Film and facsimile
Xerox cinema is the tendency of studios to develop and release strikingly similar projects at the same time, a phenomenon that allows a rare opportunity to pit films in head-to-head competition. Here are some of the great Xerox cinema battles of the 1990s:
Antz vs. A Bug’s Life (1998 animated movies about bugs)
Public’s choice: A Bug’s Life made almost twice as much
Critics’ choice: Antz in a shocker (95 to 91 percent)
Cinema Scoped’s choice: Include me with those crazy critics who prefer the funnier and weirder Antz.
Winner: Antz
Dante’s Peak vs.
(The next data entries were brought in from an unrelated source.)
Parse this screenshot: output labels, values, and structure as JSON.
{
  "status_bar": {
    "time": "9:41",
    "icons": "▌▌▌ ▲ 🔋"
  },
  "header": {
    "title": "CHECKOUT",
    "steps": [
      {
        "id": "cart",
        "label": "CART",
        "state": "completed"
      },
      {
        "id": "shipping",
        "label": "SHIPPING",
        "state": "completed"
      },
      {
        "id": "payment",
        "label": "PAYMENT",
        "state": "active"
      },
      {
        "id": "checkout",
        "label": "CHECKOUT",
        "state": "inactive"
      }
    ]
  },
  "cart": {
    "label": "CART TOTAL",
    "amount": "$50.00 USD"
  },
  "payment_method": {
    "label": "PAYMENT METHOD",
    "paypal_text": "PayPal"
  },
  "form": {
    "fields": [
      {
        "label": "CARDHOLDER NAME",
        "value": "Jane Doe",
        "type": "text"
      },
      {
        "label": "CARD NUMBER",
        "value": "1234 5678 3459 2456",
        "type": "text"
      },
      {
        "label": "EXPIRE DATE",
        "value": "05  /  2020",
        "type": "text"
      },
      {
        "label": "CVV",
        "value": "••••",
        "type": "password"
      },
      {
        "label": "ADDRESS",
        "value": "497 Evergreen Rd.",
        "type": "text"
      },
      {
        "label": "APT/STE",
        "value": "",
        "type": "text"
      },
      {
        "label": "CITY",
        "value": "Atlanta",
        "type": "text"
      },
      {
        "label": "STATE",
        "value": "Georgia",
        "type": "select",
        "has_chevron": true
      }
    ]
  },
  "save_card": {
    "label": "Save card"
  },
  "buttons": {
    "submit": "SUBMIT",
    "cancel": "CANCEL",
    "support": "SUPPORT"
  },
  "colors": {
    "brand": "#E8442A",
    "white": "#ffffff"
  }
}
Volcano (1997 volcano disaster movies)
Public’s choice: Dante’s Peak in a squeaker
Critics’ choice: Volcano (42 to 28 percent)
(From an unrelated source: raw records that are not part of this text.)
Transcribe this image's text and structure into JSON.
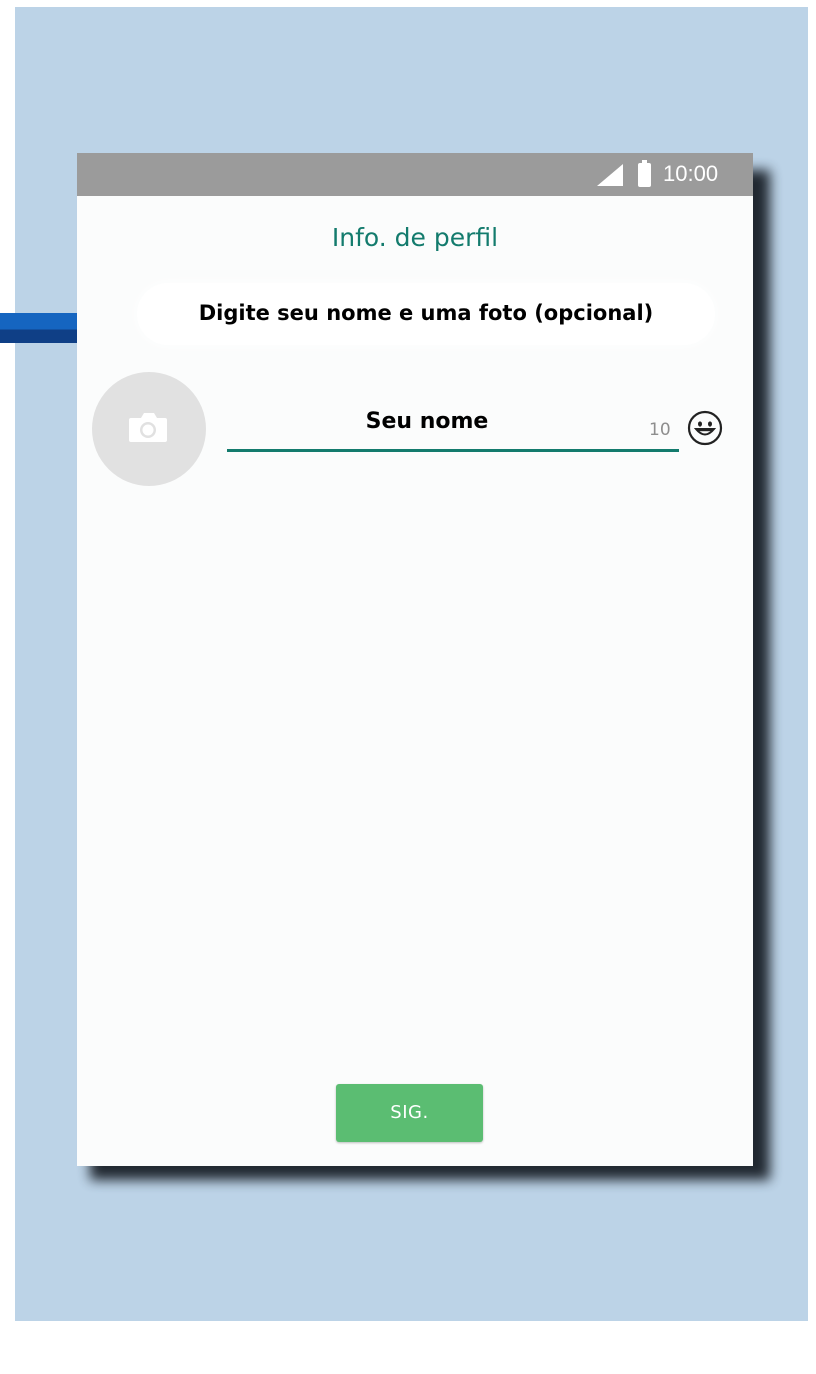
{
  "status_bar": {
    "time": "10:00"
  },
  "profile": {
    "title": "Info. de perfil",
    "subtitle": "Digite seu nome e uma foto (opcional)",
    "name_placeholder": "Seu nome",
    "name_value": "",
    "char_remaining": "10"
  },
  "actions": {
    "next_label": "SIG."
  },
  "colors": {
    "accent": "#137b6d",
    "button": "#5bbd72",
    "status_bar": "#9b9b9b",
    "background_panel": "#bcd3e7",
    "side_accent": "#1565c0"
  },
  "icons": {
    "signal": "signal-icon",
    "battery": "battery-icon",
    "camera": "camera-icon",
    "emoji": "emoji-icon"
  }
}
Cinema Scoped’s choice: They’re both terrible, but Volcano has the superior cast.
Winner: Volcano, although the realization that I’ve seen both movies is forcing me to re-evaluate some life choices
Tombstone vs. Wyatt Earp (1994 “revisionist” Earp biopics)
Public’s choice: The Kurt Russell vehicle Tombstone grossed twice as much as the three-hour Kevin Costner movie.
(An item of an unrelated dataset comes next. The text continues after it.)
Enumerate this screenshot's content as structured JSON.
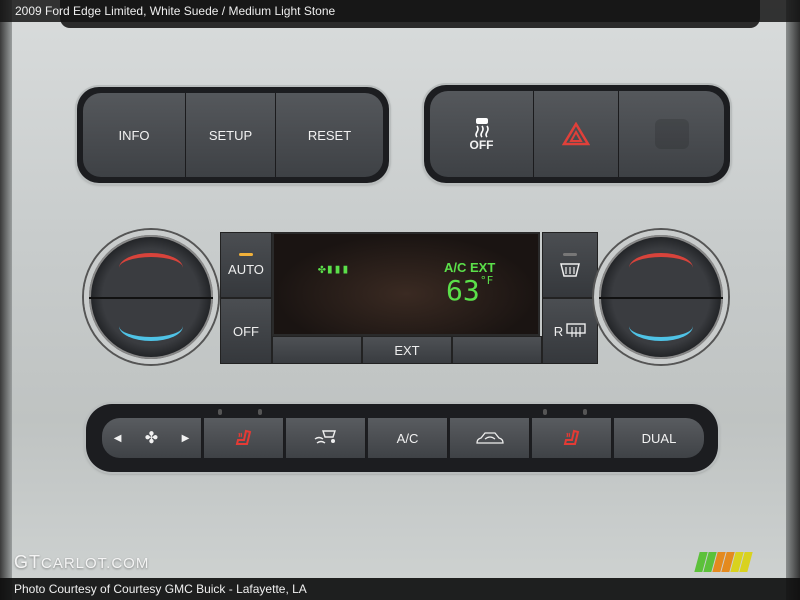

Critics’ choice: Tombstone (77 to 42 percent)
Cinema Scoped’s choice: Do 77 percent of film critics really like Tombstone? I’ll take Wyatt Earp on principle alone.
Winner: Tombstone
Christopher Columbus: The Discovery vs. 1492: Conquest of Paradise (1992 crap-lousy Columbus biopics)
Public’s choice: Christopher Columbus ($8.2 million to $7.2 million—bad year for Columbus biopics!)
Critics’ choice: 1492 (44 to 8 percent—wait a minute, 44 percent? I give up.)
Cinema Scoped’s choice: This is the Xerox cinema battle equivalent of watching two white heavyweights go toe to toe: bloody, boring and utterly uninspired. Christopher Columbus at least has Marlon Brando and some spectacularly gratuitous nudity on its side.
Winner: Christopher Columbus: The Discovery. Victory at last for Georges Corraface!